Q: Lay out the trajectory, as you see, for the rest of this year because the body language from IT companies has been quite different when we speak to different managements. What is it that looks like a reasonable revenue growth target for NIIT this year?

A: Before that I need to put it in a perspective. During the last year, our focus was on strengthening our balance sheet and we brought it to a near zero debt situation, just 6.7 crore out of 310 crore. We had a very decent growth in each of the four platforms of growth that we have been focusing on.

The cloud campus got 13,800 new enrolments which in the first year of operation is phenomenal response. We had in our managed training services added nine global contracts with USD 120 million visibilities now. We added 47% order intake improvement in the schools where we are working on NGuru solutions.

In the skill building segment we built a partnership with National Skill Development Corporation (NSDC) for skills development with six new centers. If you look at this as a backdrop, there are two important markets which are important to us - one is India and the other is US and Europe.

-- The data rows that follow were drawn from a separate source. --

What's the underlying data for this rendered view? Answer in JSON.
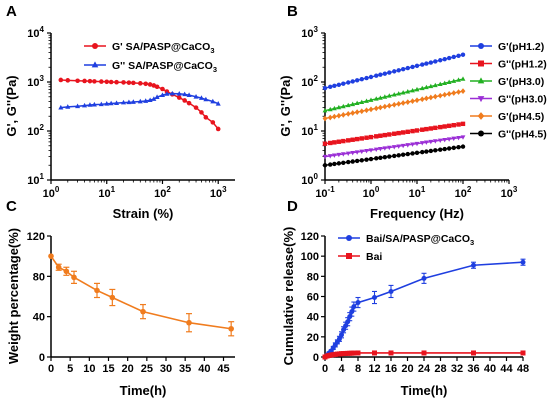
{
  "chart_data": [
    {
      "id": "A",
      "panel_label": "A",
      "type": "line",
      "xscale": "log",
      "yscale": "log",
      "xlim": [
        1,
        2000
      ],
      "ylim": [
        10,
        10000
      ],
      "xlabel": "Strain (%)",
      "ylabel": "G', G''(Pa)",
      "xticks": [
        {
          "value": 1,
          "base": "10",
          "exp": "0"
        },
        {
          "value": 10,
          "base": "10",
          "exp": "1"
        },
        {
          "value": 100,
          "base": "10",
          "exp": "2"
        },
        {
          "value": 1000,
          "base": "10",
          "exp": "3"
        }
      ],
      "yticks": [
        {
          "value": 10,
          "base": "10",
          "exp": "1"
        },
        {
          "value": 100,
          "base": "10",
          "exp": "2"
        },
        {
          "value": 1000,
          "base": "10",
          "exp": "3"
        },
        {
          "value": 10000,
          "base": "10",
          "exp": "4"
        }
      ],
      "legend_position": "top-left",
      "series": [
        {
          "name": "G' SA/PASP@CaCO",
          "name_sub": "3",
          "color": "#e8141e",
          "marker": "circle",
          "x": [
            1.5,
            2,
            3,
            4,
            5,
            6,
            8,
            10,
            12,
            15,
            20,
            25,
            30,
            40,
            50,
            60,
            70,
            80,
            100,
            120,
            150,
            200,
            250,
            300,
            400,
            500,
            600,
            800,
            1000
          ],
          "y": [
            1100,
            1080,
            1060,
            1050,
            1040,
            1030,
            1020,
            1010,
            1000,
            990,
            980,
            970,
            960,
            940,
            920,
            890,
            850,
            800,
            720,
            640,
            560,
            480,
            420,
            370,
            300,
            240,
            190,
            150,
            110
          ]
        },
        {
          "name": "G'' SA/PASP@CaCO",
          "name_sub": "3",
          "color": "#1f3fe0",
          "marker": "triangle",
          "x": [
            1.5,
            2,
            3,
            4,
            5,
            6,
            8,
            10,
            12,
            15,
            20,
            25,
            30,
            40,
            50,
            60,
            70,
            80,
            100,
            120,
            150,
            200,
            250,
            300,
            400,
            500,
            600,
            800,
            1000
          ],
          "y": [
            300,
            310,
            320,
            330,
            340,
            345,
            350,
            360,
            365,
            370,
            380,
            385,
            390,
            400,
            410,
            425,
            450,
            490,
            540,
            570,
            580,
            575,
            560,
            540,
            500,
            470,
            440,
            400,
            360
          ]
        }
      ]
    },
    {
      "id": "B",
      "panel_label": "B",
      "type": "line",
      "xscale": "log",
      "yscale": "log",
      "xlim": [
        0.1,
        1000
      ],
      "ylim": [
        1,
        1000
      ],
      "xlabel": "Frequency (Hz)",
      "ylabel": "G', G''(Pa)",
      "xticks": [
        {
          "value": 0.1,
          "base": "10",
          "exp": "-1"
        },
        {
          "value": 1,
          "base": "10",
          "exp": "0"
        },
        {
          "value": 10,
          "base": "10",
          "exp": "1"
        },
        {
          "value": 100,
          "base": "10",
          "exp": "2"
        },
        {
          "value": 1000,
          "base": "10",
          "exp": "3"
        }
      ],
      "yticks": [
        {
          "value": 1,
          "base": "10",
          "exp": "0"
        },
        {
          "value": 10,
          "base": "10",
          "exp": "1"
        },
        {
          "value": 100,
          "base": "10",
          "exp": "2"
        },
        {
          "value": 1000,
          "base": "10",
          "exp": "3"
        }
      ],
      "legend_position": "right",
      "series": [
        {
          "name": "G'(pH1.2)",
          "color": "#1f3fe0",
          "marker": "circle",
          "start": 75,
          "end": 360
        },
        {
          "name": "G''(pH1.2)",
          "color": "#e8141e",
          "marker": "square",
          "start": 5.5,
          "end": 14
        },
        {
          "name": "G'(pH3.0)",
          "color": "#22b022",
          "marker": "triangle",
          "start": 26,
          "end": 115
        },
        {
          "name": "G''(pH3.0)",
          "color": "#9b2fd6",
          "marker": "triangle-down",
          "start": 3.0,
          "end": 7.5
        },
        {
          "name": "G'(pH4.5)",
          "color": "#f07c1e",
          "marker": "diamond",
          "start": 18,
          "end": 65
        },
        {
          "name": "G''(pH4.5)",
          "color": "#000000",
          "marker": "circle",
          "start": 2.0,
          "end": 4.8
        }
      ],
      "x_points": [
        0.1,
        0.13,
        0.16,
        0.2,
        0.25,
        0.32,
        0.4,
        0.5,
        0.63,
        0.8,
        1,
        1.3,
        1.6,
        2,
        2.5,
        3.2,
        4,
        5,
        6.3,
        8,
        10,
        13,
        16,
        20,
        25,
        32,
        40,
        50,
        63,
        80,
        100
      ]
    },
    {
      "id": "C",
      "panel_label": "C",
      "type": "line",
      "xlabel": "Time(h)",
      "ylabel": "Weight percentage(%)",
      "xlim": [
        0,
        48
      ],
      "ylim": [
        0,
        120
      ],
      "xticks": [
        0,
        5,
        10,
        15,
        20,
        25,
        30,
        35,
        40,
        45
      ],
      "yticks": [
        0,
        40,
        80,
        120
      ],
      "series": [
        {
          "name": "",
          "color": "#f07c1e",
          "marker": "circle",
          "x": [
            0,
            2,
            4,
            6,
            12,
            16,
            24,
            36,
            47
          ],
          "y": [
            100,
            89,
            85,
            79,
            66,
            59,
            45,
            34,
            28
          ],
          "err": [
            0,
            3,
            4,
            6,
            7,
            8,
            7,
            9,
            7
          ]
        }
      ]
    },
    {
      "id": "D",
      "panel_label": "D",
      "type": "line",
      "xlabel": "Time(h)",
      "ylabel": "Cumulative release(%)",
      "xlim": [
        0,
        48
      ],
      "ylim": [
        0,
        120
      ],
      "xticks": [
        0,
        4,
        8,
        12,
        16,
        20,
        24,
        28,
        32,
        36,
        40,
        44,
        48
      ],
      "yticks": [
        0,
        20,
        40,
        60,
        80,
        100,
        120
      ],
      "legend_position": "top-left",
      "series": [
        {
          "name": "Bai/SA/PASP@CaCO",
          "name_sub": "3",
          "color": "#1f3fe0",
          "marker": "circle",
          "x": [
            0,
            0.5,
            1,
            1.5,
            2,
            2.5,
            3,
            3.5,
            4,
            4.5,
            5,
            5.5,
            6,
            6.5,
            7,
            8,
            12,
            16,
            24,
            36,
            48
          ],
          "y": [
            0,
            2,
            4,
            6,
            9,
            12,
            15,
            18,
            22,
            27,
            31,
            35,
            40,
            45,
            50,
            54,
            59,
            65,
            78,
            91,
            94
          ],
          "err": [
            0,
            1,
            1,
            1,
            1.5,
            2,
            2,
            2.5,
            3,
            3,
            3.5,
            4,
            4,
            4.5,
            4.5,
            5,
            6,
            6,
            5,
            3,
            3
          ]
        },
        {
          "name": "Bai",
          "color": "#e8141e",
          "marker": "square",
          "x": [
            0,
            0.5,
            1,
            1.5,
            2,
            2.5,
            3,
            3.5,
            4,
            4.5,
            5,
            5.5,
            6,
            6.5,
            7,
            8,
            12,
            16,
            24,
            36,
            48
          ],
          "y": [
            0,
            1,
            1.5,
            2,
            2.3,
            2.6,
            2.9,
            3.1,
            3.3,
            3.4,
            3.5,
            3.6,
            3.7,
            3.8,
            3.9,
            4,
            4,
            4,
            4,
            4,
            4
          ]
        }
      ]
    }
  ]
}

Managed training services are a relatively new activity and the propensity to outsource, given the economic uncertainty, is on an increase. We have seen a dramatic increase in our order intake. We do see that trend continuing during the year based on the funnel that we see. While the market will remain uncertain, we do see a positive opportunity for order intake if you look at the outsourcing market from US and Europe.

On the other hand, if I look at India, I think a number of conditions can point to its being positive. There are a larger number of people going to colleges and therefore, more people are looking for jobs. Hence, there is a requirement of skills development from a supply side.

From a demand side, the signal is mixed. There are certain sections which are looking for more people. Now that we have a diversified portfolio of training offerings, we are cautiously optimistic. I tend to feel that it's a mixed reaction for next year. But, we tend to feel that the four platforms that we are working on will all aid us in overcoming that to a certain extent.

Q: Detail what's happened on the margin front as well for NIIT this time around?

A: If you look at our overall results, we have to exclude the divestiture of Element K from both sides. Element K was a relatively lower margin business. But, in operations, its volume was fairly large.

If you take that away, then you would see that on a like to like continuing basis and without considering pass through revenues to create a comparable, the margins are at the same level as last year. It slightly dipped about 20 basis points. But, I think broadly, it is at the same level. Given the new initiatives that we had launched, one would have looked at a larger drop in margins, something which we had projected.

Q: Given what you are seeing in terms of enrollments, on what do you think there might be a likely revenue growth for this year, even a ballpark percentage range?

A: I definitely feel that at the level that we grew last year, which was about 15% on a year on year basis, we should have a similar level despite choppy conditions. What that level might be, whether it is a few 100 basis points lower or a little higher is difficult to predict. But, I would tend to feel in early teens is perhaps the right level of growth to aim for.